Most states require that students write a correctly formatted résumé in senior year, so we will rely one their English teachers to guide them through what might be preferred résumé formatting. We will also make sure they know how to restructure their résumés into answers for the essay questions that appear within online job applications. Either way, our Rainmakers Candidates will be able to develop their résumés using language that will help ensure that college admissions officials and business people take notice.
Seniors will be able to join our Phase II teleconferences and hear our volunteer business Mentors (who have years of experience in hiring practices) critique select résumés and use those critiques to improve their résumés .
Prepare to Sell Yourself
When our Rainmakers Candidates make the phone calls that will help them secure an internship, they will need to have a short, introductory ‘pitch’ that will grab a business person’s attention. Sometimes called an ‘elevator speech,’ it should fit into the time limits defined by a short elevator ride. Every single high-performing professional in every industry has a personal elevator pitch.

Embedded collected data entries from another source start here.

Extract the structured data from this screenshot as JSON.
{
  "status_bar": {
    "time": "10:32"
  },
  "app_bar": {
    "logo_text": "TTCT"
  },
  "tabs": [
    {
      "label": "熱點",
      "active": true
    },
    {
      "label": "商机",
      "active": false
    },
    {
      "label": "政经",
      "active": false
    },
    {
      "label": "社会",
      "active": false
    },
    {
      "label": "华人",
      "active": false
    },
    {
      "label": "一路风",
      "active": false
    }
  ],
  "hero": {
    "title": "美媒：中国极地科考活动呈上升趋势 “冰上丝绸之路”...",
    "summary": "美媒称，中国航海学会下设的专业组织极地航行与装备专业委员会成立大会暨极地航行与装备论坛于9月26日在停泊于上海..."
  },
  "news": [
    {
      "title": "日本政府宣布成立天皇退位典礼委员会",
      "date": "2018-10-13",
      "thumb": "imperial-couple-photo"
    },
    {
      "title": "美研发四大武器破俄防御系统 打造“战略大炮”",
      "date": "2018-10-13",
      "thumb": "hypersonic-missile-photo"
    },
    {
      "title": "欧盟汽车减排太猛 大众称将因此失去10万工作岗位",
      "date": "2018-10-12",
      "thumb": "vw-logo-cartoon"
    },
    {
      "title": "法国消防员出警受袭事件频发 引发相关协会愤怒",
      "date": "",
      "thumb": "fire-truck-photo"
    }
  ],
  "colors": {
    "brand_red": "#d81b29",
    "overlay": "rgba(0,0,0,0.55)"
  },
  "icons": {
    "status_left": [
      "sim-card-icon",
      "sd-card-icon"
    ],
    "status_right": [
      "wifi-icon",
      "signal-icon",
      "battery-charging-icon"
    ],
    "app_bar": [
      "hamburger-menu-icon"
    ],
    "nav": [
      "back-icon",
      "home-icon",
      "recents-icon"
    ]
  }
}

The ‘pitch’ should also reflect the individual student’s skills inventory — that will help define the type of project that a student might want to offer to potential internship Hosts. Fortunately, the needs of business are deep and varied and can utilize almost every skill a participating student might offer. The challenge is in ‘pitching’ the idea appropriately.
Getting all the salient information a job-seeker would like to present to a potential employer in about three minutes is not an easy job. Our Mentor teleconferences will focus on helping them know what to say and how to say it.
It’s one thing for a job seeker (or an internship seeker) to inform potential employers about his or her knowledge and skills through an online job application or a paper résumé. It’s a whole different experience when a job applicant needs to discuss the same information on the phone or in-person with a hiring manager.
Direct interactions with job interviewers can be a nerve-racking experience and it is quite common for ‘newbie’ job candidates to get very, very nervous during any kind of live exchange, whether by phone, Skype, or in person. In fact, the in-person interview will definitely challenge the power of an interviewee’s deodorant. The only way to become comfortable with that particular part of the job acquisition process is to do it over, and over, and over again. At some point, the process will be something a job seeker will become comfortable doing and ultimately be more successful.
The biggest test we give to our high school seniors — our Rainmakers Candidates — is that they need to secure their own internship Host, and in doing so mirror the processes each individual will have to master to get a real job when it really counts. They will need to cold-call potential internship hosts the same way they will need to call potential employers when they are older.
We want to make sure our Rainmakers Candidates can do well in their first live interactions with potential internship Hosts, so we offer them the opportunity to improve their telephone solicitation skills by participating in and/or listen to mock telephone interviews via telecommunications technology.
Our volunteer Mentors who play the roll of the interviewers are business people with significant experience in the process and will provide eye-opening feedback to our participating students.